Le marché du carbone vise à réduire les émissions de gaz à effet de serre en incitant financièrement les entreprises à diminuer leur impact environnemental. Chaque tonne de CO₂ émise doit être couverte par un quota. Plus le prix de ces quotas augmente, plus les entreprises ont intérêt à réduire leurs émissions. L’objectif de l’UE est une baisse des émissions de 55 % d’ici 2030, par rapport aux niveaux de 1990, et une neutralité carbone en 2050.

Chaque année, l’Union européenne fixe un plafond pour les émissions totales de CO₂. Les entreprises reçoivent des quotas pour couvrir une partie de leurs émissions. Si elles en manquent, elles peuvent en acheter via des enchères ou sur le marché secondaire. À l’inverse, si elles en ont en surplus, elles peuvent les revendre ou les conserver pour plus tard.
Ce système encourage les entreprises à réduire leurs émissions pour éviter d’acheter des quotas supplémentaires, ou pour générer des revenus en revendant leurs surplus. En cas de non-respect, une amende de 100 € par tonne excédentaire est appliquée.

Les quotas sont principalement vendus aux enchères via une plateforme européenne appelée European Energy Exchange (EEX). Cependant, certaines industries très exposées à la concurrence internationale reçoivent encore des quotas gratuits pour éviter les délocalisations. Par exemple, en 2020, environ 837 millions de quotas ont été attribués gratuitement, notamment dans les secteurs de l’acier et du ciment.

Le prix des quotas est déterminé par l’offre et la demande. Lorsque les quotas deviennent rares, leur prix augmente. L’Union européenne diminue progressivement le plafond des quotas disponibles chaque année, afin d’encourager les entreprises à réduire leurs émissions. Ces ajustements ont fait grimper le prix de la tonne de CO2, passant de 5 € en 2014 à plus de 80 € fin 2021, avec des pics encore plus élevés en raison de la spéculation et de la crise énergétique.

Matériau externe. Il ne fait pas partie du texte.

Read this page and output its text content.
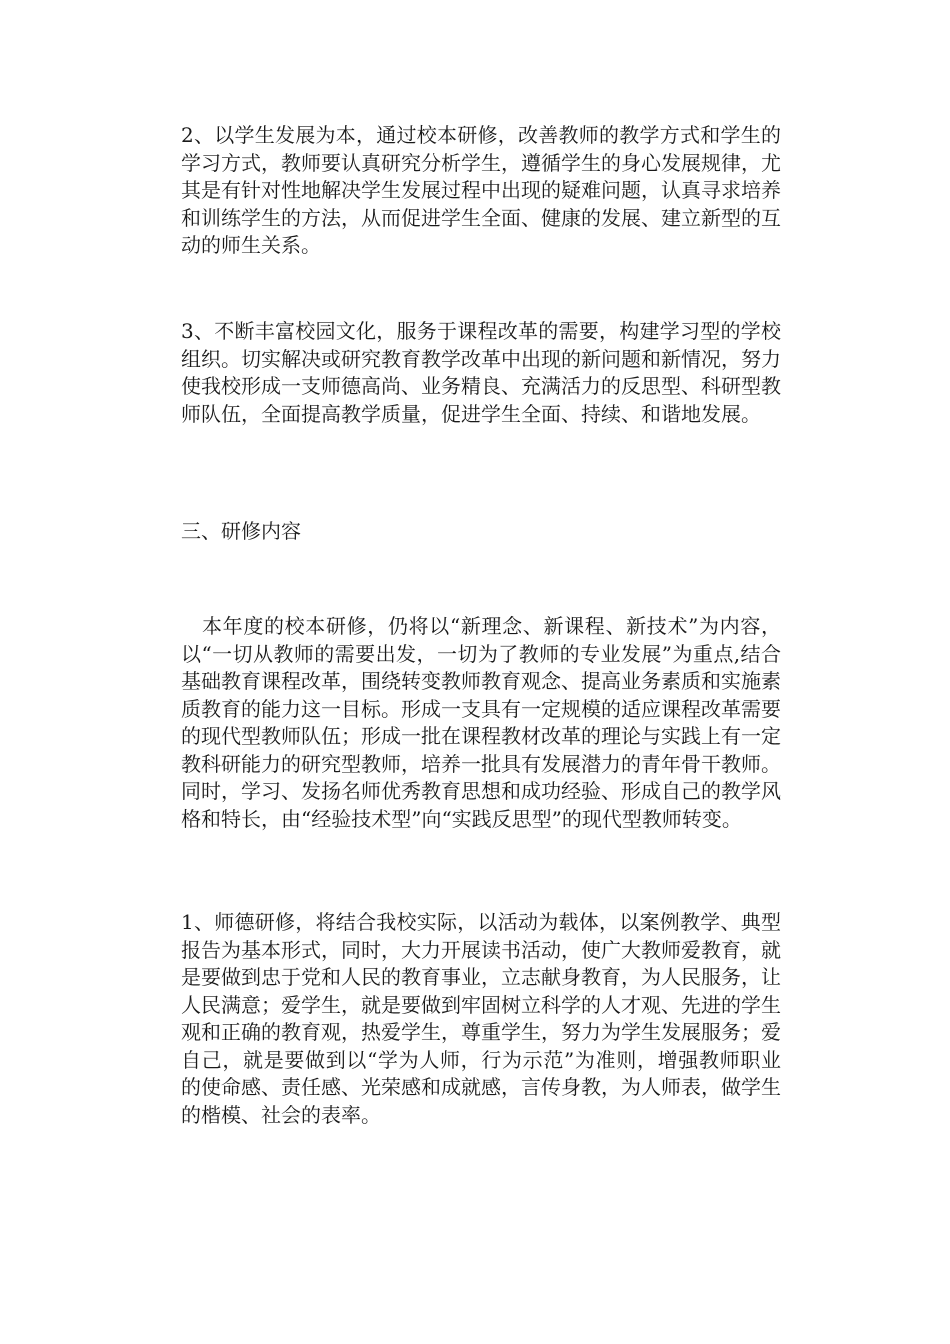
2、以学生发展为本，通过校本研修，改善教师的教学方式和学生的学习方式，教师要认真研究分析学生，遵循学生的身心发展规律，尤其是有针对性地解决学生发展过程中出现的疑难问题，认真寻求培养和训练学生的方法，从而促进学生全面、健康的发展、建立新型的互动的师生关系。

3、不断丰富校园文化，服务于课程改革的需要，构建学习型的学校组织。切实解决或研究教育教学改革中出现的新问题和新情况，努力使我校形成一支师德高尚、业务精良、充满活力的反思型、科研型教师队伍，全面提高教学质量，促进学生全面、持续、和谐地发展。

三、研修内容

本年度的校本研修，仍将以“新理念、新课程、新技术”为内容，以“一切从教师的需要出发，一切为了教师的专业发展”为重点,结合基础教育课程改革，围绕转变教师教育观念、提高业务素质和实施素质教育的能力这一目标。形成一支具有一定规模的适应课程改革需要的现代型教师队伍；形成一批在课程教材改革的理论与实践上有一定教科研能力的研究型教师，培养一批具有发展潜力的青年骨干教师。同时，学习、发扬名师优秀教育思想和成功经验、形成自己的教学风格和特长，由“经验技术型”向“实践反思型”的现代型教师转变。

1、师德研修，将结合我校实际，以活动为载体，以案例教学、典型报告为基本形式，同时，大力开展读书活动，使广大教师爱教育，就是要做到忠于党和人民的教育事业，立志献身教育，为人民服务，让人民满意；爱学生，就是要做到牢固树立科学的人才观、先进的学生观和正确的教育观，热爱学生，尊重学生，努力为学生发展服务；爱自己，就是要做到以“学为人师，行为示范”为准则，增强教师职业的使命感、责任感、光荣感和成就感，言传身教，为人师表，做学生的楷模、社会的表率。
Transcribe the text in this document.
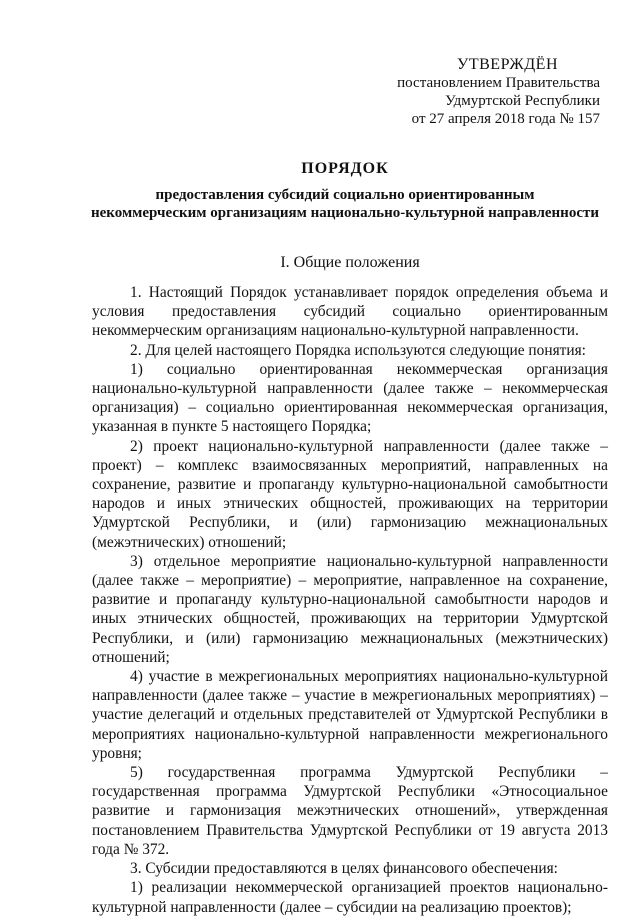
УТВЕРЖДЁН
постановлением Правительства
Удмуртской Республики
от 27 апреля 2018 года № 157
ПОРЯДОК
предоставления субсидий социально ориентированным
некоммерческим организациям национально-культурной направленности
I. Общие положения

1. Настоящий Порядок устанавливает порядок определения объема и условия предоставления субсидий социально ориентированным некоммерческим организациям национально-культурной направленности.

2. Для целей настоящего Порядка используются следующие понятия:

1) социально ориентированная некоммерческая организация национально-культурной направленности (далее также – некоммерческая организация) – социально ориентированная некоммерческая организация, указанная в пункте 5 настоящего Порядка;

2) проект национально-культурной направленности (далее также – проект) – комплекс взаимосвязанных мероприятий, направленных на сохранение, развитие и пропаганду культурно-национальной самобытности народов и иных этнических общностей, проживающих на территории Удмуртской Республики, и (или) гармонизацию межнациональных (межэтнических) отношений;

3) отдельное мероприятие национально-культурной направленности (далее также – мероприятие) – мероприятие, направленное на сохранение, развитие и пропаганду культурно-национальной самобытности народов и иных этнических общностей, проживающих на территории Удмуртской Республики, и (или) гармонизацию межнациональных (межэтнических) отношений;

4) участие в межрегиональных мероприятиях национально-культурной направленности (далее также – участие в межрегиональных мероприятиях) – участие делегаций и отдельных представителей от Удмуртской Республики в мероприятиях национально-культурной направленности межрегионального уровня;

5) государственная программа Удмуртской Республики – государственная программа Удмуртской Республики «Этносоциальное развитие и гармонизация межэтнических отношений», утвержденная постановлением Правительства Удмуртской Республики от 19 августа 2013 года № 372.

3. Субсидии предоставляются в целях финансового обеспечения:

1) реализации некоммерческой организацией проектов национально-культурной направленности (далее – субсидии на реализацию проектов);
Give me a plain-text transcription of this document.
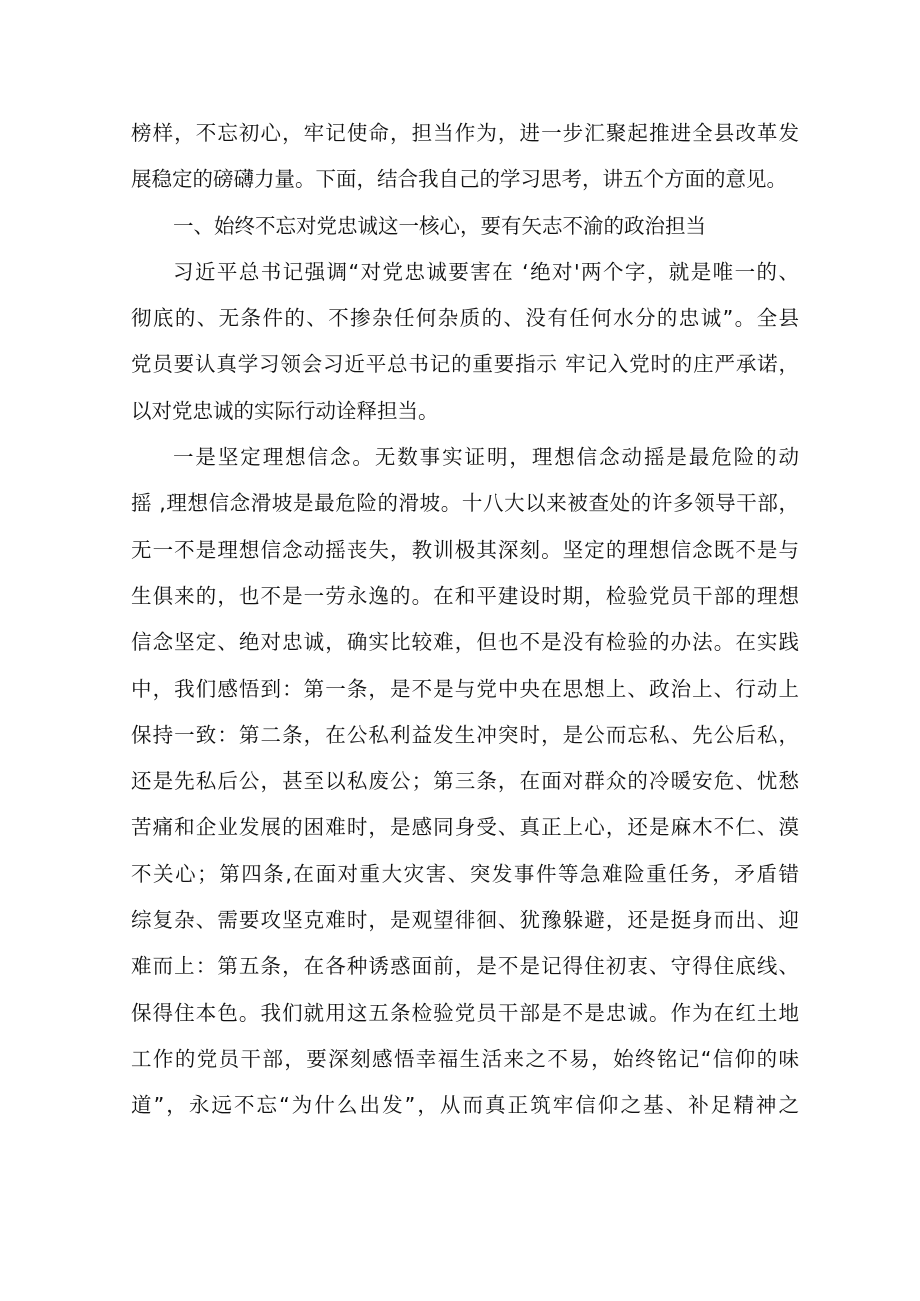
榜样，不忘初心，牢记使命，担当作为，进一步汇聚起推进全县改革发
展稳定的磅礴力量。下面，结合我自己的学习思考，讲五个方面的意见。
一、始终不忘对党忠诚这一核心，要有矢志不渝的政治担当
习近平总书记强调“对党忠诚要害在 ‘绝对'两个字，就是唯一的、
彻底的、无条件的、不掺杂任何杂质的、没有任何水分的忠诚”。全县
党员要认真学习领会习近平总书记的重要指示 牢记入党时的庄严承诺，
以对党忠诚的实际行动诠释担当。
一是坚定理想信念。无数事实证明，理想信念动摇是最危险的动
摇 ,理想信念滑坡是最危险的滑坡。十八大以来被查处的许多领导干部，
无一不是理想信念动摇丧失，教训极其深刻。坚定的理想信念既不是与
生俱来的，也不是一劳永逸的。在和平建设时期，检验党员干部的理想
信念坚定、绝对忠诚，确实比较难，但也不是没有检验的办法。在实践
中，我们感悟到：第一条，是不是与党中央在思想上、政治上、行动上
保持一致：第二条，在公私利益发生冲突时，是公而忘私、先公后私，
还是先私后公，甚至以私废公；第三条，在面对群众的冷暖安危、忧愁
苦痛和企业发展的困难时，是感同身受、真正上心，还是麻木不仁、漠
不关心；第四条,在面对重大灾害、突发事件等急难险重任务，矛盾错
综复杂、需要攻坚克难时，是观望徘徊、犹豫躲避，还是挺身而出、迎
难而上：第五条，在各种诱惑面前，是不是记得住初衷、守得住底线、
保得住本色。我们就用这五条检验党员干部是不是忠诚。作为在红土地
工作的党员干部，要深刻感悟幸福生活来之不易，始终铭记“信仰的味
道”，永远不忘“为什么出发”，从而真正筑牢信仰之基、补足精神之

L’Union européenne prévoit d’étendre le marché du carbone à de nouveaux secteurs, comme le transport maritime et le chauffage des bâtiments. Elle introduira également un mécanisme d’ajustement carbone aux frontières (CBAM) en 2026, qui imposera un prix du carbone sur certaines importations pour protéger les entreprises européennes face à la concurrence internationale.

Le marché a gagné en efficacité ces dernières années grâce à des réformes visant à réduire le surplus de quotas disponibles. Si le secteur de l’électricité a réussi à diminuer ses émissions, le système reste moins performant pour l’industrie, qui bénéficie encore de quotas gratuits. La réforme continue pour rendre le marché plus incitatif et atteindre les objectifs climatiques européens.

Oui, plusieurs régions ont développé des marchés carbone. La Chine a lancé le sien en 2021, qui couvre actuellement son secteur électrique. Les États-Unis disposent aussi de systèmes régionaux. En 2021, on recensait 21 marchés carbone dans le monde, chacun ayant des règles et des objectifs propres.